そこで、ファイナンシャルプランナーの高山一恵さんに、「インフレ」「デフレ」それぞれの状況で有利に働きやすい投資について、教えてもらった。必ず利益が得られるというわけではないが、投資の参考にしよう。

好景気のインフレ下では「株式投資」が有効

「インフレは、一般的に景気がいい状況で起こるものなので、企業も売上が上がり利益を得やすくなります。業績が拡大し、株価が上がりやすいので、株式投資を行うことでリターンが大きくなる可能性が高まるといえるのです。また、インフレのときには物件価格や家賃も上がりやすいので、REIT(不動産投資信託)も好調に推移する可能性が高いでしょう」(高山さん・以下同)

株式投資が好調とはいっても、適当に投資すればいいわけではない。インフレ下で伸びやすい業界は、どのようなところが挙げられるのだろうか。

「景気がいいと社会全体の購買力が上がるので、高価格帯の商材が伸びやすくなります。例えば、ブランドものやデパートなど。旅行に出かける人も増えるため、観光・レジャー業界も伸びやすいでしょう。インフレ下では金利が上がることから、金融業界も見逃せません。原油や鉄鉱石、レアメタルなどの資源価格も上がるので、資源を扱う業界も伸びると考えられます」

一方で、インフレによって株価が下がりかねない業界もあるという。

「インフレ下で厳しいのは、外食業界。材料費が上がるため、うまく価格転嫁できないと利益を得にくい業界だといえます。また、エネルギー価格の変動の影響をダイレクトに受ける航空業界・鉄道業界も、業績を見極めるのは難しいでしょう」

インフレは為替にも影響する。

「基本的にインフレのときはお金の価値が下がるので、円安になる可能性が高まります。実際、今の日本は円安傾向にありますが、円安のときには外貨建ての資産の価値は高まります。円安傾向が続く場合、外貨資産に投資するのは有効といえるでしょう」

デフレ下での株式投資のキーワードは「低価格帯」

継続的に物価が下落するデフレ下では、どのような投資が有効なのだろうか。

「基本的にデフレは不景気のときに起こるので、企業は業績が伸びず、株価が低迷しやすいといえます。つまり、株式投資のハードルが高くなります。一方、物価が下がることによって、お金の価値は上がります。100円のジュースが50円で買えるようになるといったことが起こるからです。そのため、デフレ下では現金で備えておくといいといわれています」

不景気で物価が下がるということは、インフレ下で好調に推移しやすいREITや高価格帯の商材を扱う業界の株式は要注意といえるかもしれない。ただ、すべての業界が厳しい状況に追い込まれるわけではないという。

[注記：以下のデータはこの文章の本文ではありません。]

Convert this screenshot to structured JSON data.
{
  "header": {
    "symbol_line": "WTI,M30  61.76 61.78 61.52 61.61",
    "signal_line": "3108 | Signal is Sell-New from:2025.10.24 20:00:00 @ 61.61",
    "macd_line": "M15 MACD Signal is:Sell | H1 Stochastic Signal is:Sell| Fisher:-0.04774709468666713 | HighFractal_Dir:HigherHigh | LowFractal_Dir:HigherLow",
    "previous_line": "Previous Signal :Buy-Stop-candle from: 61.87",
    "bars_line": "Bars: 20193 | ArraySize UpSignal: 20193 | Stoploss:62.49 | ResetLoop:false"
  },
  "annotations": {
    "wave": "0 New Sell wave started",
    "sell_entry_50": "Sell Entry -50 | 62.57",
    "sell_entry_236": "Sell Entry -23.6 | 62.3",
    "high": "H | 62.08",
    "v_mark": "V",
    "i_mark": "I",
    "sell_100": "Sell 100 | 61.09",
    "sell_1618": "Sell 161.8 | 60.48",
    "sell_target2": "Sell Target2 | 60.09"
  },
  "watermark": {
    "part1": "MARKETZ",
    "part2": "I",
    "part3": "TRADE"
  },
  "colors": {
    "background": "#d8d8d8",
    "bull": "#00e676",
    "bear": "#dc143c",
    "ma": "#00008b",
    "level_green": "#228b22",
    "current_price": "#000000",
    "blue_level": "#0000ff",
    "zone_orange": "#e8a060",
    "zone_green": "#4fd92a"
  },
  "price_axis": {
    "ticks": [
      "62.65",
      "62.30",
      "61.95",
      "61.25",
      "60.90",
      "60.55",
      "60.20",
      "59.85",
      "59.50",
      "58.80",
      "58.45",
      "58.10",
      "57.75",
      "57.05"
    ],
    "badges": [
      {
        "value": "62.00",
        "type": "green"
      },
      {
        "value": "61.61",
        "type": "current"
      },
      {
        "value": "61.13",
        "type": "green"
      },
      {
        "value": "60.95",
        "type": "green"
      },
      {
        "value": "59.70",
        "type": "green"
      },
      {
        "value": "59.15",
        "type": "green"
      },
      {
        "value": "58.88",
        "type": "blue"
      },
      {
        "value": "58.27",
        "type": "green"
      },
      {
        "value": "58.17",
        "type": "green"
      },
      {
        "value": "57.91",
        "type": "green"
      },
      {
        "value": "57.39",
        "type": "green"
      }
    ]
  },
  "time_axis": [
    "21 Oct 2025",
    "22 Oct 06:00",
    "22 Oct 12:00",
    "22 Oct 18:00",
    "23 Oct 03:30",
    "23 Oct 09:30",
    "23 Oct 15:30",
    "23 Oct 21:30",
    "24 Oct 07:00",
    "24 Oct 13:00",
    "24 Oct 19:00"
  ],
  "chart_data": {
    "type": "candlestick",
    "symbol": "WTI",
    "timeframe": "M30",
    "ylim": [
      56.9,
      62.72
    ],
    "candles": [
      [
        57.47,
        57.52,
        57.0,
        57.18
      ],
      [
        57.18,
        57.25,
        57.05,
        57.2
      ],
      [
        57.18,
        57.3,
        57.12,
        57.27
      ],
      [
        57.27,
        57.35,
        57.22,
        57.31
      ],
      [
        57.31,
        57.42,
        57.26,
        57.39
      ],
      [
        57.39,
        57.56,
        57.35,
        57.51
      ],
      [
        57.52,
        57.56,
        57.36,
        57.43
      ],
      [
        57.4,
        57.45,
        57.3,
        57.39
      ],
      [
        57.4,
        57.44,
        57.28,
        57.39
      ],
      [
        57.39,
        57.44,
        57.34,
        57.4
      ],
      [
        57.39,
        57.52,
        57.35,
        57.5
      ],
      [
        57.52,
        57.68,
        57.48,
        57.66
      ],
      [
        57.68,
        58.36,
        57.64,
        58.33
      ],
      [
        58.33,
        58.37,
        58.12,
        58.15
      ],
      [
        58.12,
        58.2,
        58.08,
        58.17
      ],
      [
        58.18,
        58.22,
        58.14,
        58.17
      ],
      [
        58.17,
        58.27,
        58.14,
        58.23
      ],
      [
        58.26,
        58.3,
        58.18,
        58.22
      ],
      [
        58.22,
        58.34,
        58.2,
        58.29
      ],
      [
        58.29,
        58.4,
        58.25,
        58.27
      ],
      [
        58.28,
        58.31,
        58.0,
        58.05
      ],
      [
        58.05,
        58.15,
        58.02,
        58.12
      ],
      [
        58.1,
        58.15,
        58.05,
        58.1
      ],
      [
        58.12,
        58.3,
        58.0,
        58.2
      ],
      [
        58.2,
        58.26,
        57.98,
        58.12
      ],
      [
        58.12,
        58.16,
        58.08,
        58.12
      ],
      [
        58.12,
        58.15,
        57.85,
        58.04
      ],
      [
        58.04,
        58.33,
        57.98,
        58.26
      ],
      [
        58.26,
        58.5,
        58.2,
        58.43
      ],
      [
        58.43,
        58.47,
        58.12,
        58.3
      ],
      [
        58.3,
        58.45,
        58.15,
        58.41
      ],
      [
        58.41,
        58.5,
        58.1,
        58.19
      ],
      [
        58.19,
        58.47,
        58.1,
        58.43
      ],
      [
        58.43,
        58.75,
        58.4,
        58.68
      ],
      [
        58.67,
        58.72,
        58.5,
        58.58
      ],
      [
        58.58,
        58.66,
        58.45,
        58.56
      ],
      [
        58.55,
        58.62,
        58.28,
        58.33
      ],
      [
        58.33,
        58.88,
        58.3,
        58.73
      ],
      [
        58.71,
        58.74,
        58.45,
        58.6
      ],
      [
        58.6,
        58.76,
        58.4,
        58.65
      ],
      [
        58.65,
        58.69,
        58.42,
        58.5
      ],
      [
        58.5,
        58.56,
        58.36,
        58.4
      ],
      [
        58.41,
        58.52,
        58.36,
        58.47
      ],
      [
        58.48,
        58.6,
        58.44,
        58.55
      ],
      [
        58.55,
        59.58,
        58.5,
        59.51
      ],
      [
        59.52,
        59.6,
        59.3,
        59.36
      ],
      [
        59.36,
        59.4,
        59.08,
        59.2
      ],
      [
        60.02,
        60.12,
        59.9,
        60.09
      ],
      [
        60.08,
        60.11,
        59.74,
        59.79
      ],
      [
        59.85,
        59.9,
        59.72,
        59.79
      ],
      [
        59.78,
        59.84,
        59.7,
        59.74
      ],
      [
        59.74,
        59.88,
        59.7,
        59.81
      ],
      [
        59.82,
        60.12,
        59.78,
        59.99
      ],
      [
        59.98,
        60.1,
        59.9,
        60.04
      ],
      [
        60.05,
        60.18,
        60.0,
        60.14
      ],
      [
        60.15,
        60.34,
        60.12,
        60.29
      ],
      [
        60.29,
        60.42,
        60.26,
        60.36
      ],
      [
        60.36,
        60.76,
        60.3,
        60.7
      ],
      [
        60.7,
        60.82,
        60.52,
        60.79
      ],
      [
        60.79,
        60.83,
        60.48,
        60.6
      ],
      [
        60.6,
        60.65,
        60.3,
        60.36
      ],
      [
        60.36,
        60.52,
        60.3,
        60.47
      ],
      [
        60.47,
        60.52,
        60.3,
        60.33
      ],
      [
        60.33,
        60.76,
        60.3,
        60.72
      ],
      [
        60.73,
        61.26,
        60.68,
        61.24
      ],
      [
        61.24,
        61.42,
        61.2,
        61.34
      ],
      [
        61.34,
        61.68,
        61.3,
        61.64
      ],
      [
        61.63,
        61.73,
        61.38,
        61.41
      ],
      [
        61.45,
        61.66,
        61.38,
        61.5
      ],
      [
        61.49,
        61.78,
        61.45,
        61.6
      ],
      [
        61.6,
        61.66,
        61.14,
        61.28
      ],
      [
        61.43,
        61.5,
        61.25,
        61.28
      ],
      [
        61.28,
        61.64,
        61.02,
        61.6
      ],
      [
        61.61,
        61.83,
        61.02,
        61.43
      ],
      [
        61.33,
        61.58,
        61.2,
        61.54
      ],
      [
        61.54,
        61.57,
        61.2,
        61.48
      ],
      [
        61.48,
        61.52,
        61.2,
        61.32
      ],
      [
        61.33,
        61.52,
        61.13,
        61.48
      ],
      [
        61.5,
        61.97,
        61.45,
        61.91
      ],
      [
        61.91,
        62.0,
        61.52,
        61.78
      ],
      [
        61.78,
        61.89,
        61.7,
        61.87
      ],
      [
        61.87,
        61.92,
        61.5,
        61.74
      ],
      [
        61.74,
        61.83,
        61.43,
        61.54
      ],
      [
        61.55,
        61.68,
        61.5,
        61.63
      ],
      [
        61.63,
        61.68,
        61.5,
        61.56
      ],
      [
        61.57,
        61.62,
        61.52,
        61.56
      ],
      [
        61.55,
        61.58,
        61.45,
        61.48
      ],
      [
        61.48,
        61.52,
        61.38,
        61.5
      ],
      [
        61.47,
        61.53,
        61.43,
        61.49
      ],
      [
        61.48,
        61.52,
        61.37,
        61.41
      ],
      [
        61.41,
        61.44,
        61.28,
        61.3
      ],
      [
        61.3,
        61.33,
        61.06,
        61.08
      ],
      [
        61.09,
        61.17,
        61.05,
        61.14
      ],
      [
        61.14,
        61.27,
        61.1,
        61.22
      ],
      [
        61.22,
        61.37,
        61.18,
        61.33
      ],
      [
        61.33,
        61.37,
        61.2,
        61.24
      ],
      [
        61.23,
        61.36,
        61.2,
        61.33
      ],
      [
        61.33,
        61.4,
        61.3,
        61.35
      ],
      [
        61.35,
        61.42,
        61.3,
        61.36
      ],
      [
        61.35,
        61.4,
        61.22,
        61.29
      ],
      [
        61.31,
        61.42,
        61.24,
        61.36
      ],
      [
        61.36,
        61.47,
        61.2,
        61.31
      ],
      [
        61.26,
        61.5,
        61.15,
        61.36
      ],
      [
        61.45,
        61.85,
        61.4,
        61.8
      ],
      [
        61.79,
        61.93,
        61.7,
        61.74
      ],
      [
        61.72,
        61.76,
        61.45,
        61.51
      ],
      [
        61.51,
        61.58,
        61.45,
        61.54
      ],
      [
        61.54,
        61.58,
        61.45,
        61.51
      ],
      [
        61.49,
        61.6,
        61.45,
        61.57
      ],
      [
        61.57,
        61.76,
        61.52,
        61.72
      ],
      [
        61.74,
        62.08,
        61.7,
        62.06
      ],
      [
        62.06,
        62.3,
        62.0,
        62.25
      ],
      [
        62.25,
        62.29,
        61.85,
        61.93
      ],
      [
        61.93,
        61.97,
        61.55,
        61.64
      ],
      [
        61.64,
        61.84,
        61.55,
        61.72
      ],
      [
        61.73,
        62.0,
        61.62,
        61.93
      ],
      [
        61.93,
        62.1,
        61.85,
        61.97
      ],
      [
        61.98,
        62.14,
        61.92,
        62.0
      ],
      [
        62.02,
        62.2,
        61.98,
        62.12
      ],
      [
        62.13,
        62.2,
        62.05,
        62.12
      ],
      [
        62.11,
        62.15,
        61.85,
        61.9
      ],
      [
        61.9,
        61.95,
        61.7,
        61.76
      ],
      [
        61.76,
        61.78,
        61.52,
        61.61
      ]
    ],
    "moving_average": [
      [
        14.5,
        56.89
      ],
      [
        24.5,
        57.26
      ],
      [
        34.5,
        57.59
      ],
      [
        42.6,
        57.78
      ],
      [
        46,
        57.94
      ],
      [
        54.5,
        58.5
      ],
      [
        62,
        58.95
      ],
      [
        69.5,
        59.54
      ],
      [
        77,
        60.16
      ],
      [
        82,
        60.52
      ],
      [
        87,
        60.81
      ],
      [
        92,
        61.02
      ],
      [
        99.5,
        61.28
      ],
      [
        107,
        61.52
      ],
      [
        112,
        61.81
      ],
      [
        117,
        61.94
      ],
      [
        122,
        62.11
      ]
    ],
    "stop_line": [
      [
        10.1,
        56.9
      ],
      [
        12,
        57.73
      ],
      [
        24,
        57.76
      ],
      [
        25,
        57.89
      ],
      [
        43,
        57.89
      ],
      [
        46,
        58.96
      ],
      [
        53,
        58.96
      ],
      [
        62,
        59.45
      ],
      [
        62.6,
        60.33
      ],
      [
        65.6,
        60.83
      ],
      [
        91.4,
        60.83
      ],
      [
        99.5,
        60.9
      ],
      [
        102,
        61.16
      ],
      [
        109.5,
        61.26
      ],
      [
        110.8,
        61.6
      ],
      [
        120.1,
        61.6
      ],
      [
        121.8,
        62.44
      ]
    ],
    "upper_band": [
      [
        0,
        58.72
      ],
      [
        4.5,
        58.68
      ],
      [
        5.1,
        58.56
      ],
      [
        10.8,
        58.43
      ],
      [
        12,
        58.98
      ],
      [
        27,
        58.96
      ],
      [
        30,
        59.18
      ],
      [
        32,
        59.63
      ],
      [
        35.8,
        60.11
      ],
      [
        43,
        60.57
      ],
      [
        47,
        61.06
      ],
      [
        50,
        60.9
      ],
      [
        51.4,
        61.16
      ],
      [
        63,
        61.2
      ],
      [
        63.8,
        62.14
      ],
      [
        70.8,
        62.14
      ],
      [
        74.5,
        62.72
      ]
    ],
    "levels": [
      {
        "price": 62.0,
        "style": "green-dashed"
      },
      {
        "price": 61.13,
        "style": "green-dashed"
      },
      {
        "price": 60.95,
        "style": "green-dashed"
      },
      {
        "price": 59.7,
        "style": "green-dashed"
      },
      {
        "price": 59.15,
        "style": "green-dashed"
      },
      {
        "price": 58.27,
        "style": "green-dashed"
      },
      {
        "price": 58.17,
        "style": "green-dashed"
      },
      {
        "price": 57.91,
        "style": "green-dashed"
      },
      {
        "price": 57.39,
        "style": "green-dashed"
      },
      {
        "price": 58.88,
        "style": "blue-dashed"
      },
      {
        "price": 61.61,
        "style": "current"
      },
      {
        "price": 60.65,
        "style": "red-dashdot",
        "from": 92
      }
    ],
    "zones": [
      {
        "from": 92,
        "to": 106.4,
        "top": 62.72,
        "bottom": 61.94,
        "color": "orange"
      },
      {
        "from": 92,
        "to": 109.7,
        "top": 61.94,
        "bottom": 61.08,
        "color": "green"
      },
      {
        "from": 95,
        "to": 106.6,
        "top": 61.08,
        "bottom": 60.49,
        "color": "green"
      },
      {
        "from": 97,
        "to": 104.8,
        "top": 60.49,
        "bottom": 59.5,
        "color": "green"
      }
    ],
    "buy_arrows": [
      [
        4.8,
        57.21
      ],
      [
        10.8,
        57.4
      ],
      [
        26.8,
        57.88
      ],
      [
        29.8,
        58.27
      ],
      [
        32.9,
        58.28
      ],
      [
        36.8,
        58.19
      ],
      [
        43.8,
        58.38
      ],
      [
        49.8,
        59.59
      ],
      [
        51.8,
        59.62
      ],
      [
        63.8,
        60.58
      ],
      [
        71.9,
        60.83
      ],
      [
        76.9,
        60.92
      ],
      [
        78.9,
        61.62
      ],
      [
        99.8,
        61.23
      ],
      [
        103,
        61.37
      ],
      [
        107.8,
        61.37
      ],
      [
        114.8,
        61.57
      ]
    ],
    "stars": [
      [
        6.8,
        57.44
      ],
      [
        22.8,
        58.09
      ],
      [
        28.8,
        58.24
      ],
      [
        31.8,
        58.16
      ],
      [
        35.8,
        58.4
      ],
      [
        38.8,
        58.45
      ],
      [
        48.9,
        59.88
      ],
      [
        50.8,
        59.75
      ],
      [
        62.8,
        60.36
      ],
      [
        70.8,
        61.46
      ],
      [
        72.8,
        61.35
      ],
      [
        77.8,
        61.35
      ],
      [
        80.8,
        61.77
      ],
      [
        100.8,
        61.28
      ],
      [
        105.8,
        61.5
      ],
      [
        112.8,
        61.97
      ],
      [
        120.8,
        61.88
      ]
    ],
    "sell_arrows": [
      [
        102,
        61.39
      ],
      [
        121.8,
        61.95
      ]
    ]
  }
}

「不景気で賃金が上がらないなかでも生活に必要なものは買わなければいけないため、低価格帯の商材を扱う企業は人気が出やすいといえます。実際に近年の日本では、ニトリやしまむら、100円ショップが業績を上げていますよね。また、レジャーは減る一方、日々の生活に根差したところでお金を使うようになるので、スーパーなどは安定しやすいといえます」

デフレのときには、生活に密着した低価格帯の商品や店舗をチェックすればいいというわけだ。ただし、デフレならではの注意点がある。

「インフレのときは、株式市場全体が盛り上がり、あらゆる業界の株価が上がる可能性がありますが、デフレ下ではそうはいきません。不景気だと株式市場全体が低迷しやすいため、しっかり企業を選別しないと利益を得にくいのです。株式投資を行う際は、社会全体や各企業の動向をしっかりチェックして、投資先を選びましょう」

安定的な投資を目指すなら「長期・積立・分散」

「お金の価値が上がるデフレ下では、現金で備えるといい」と教えてもらったが、あらゆる投資運用をやめて、現金だけにしていいということだろうか。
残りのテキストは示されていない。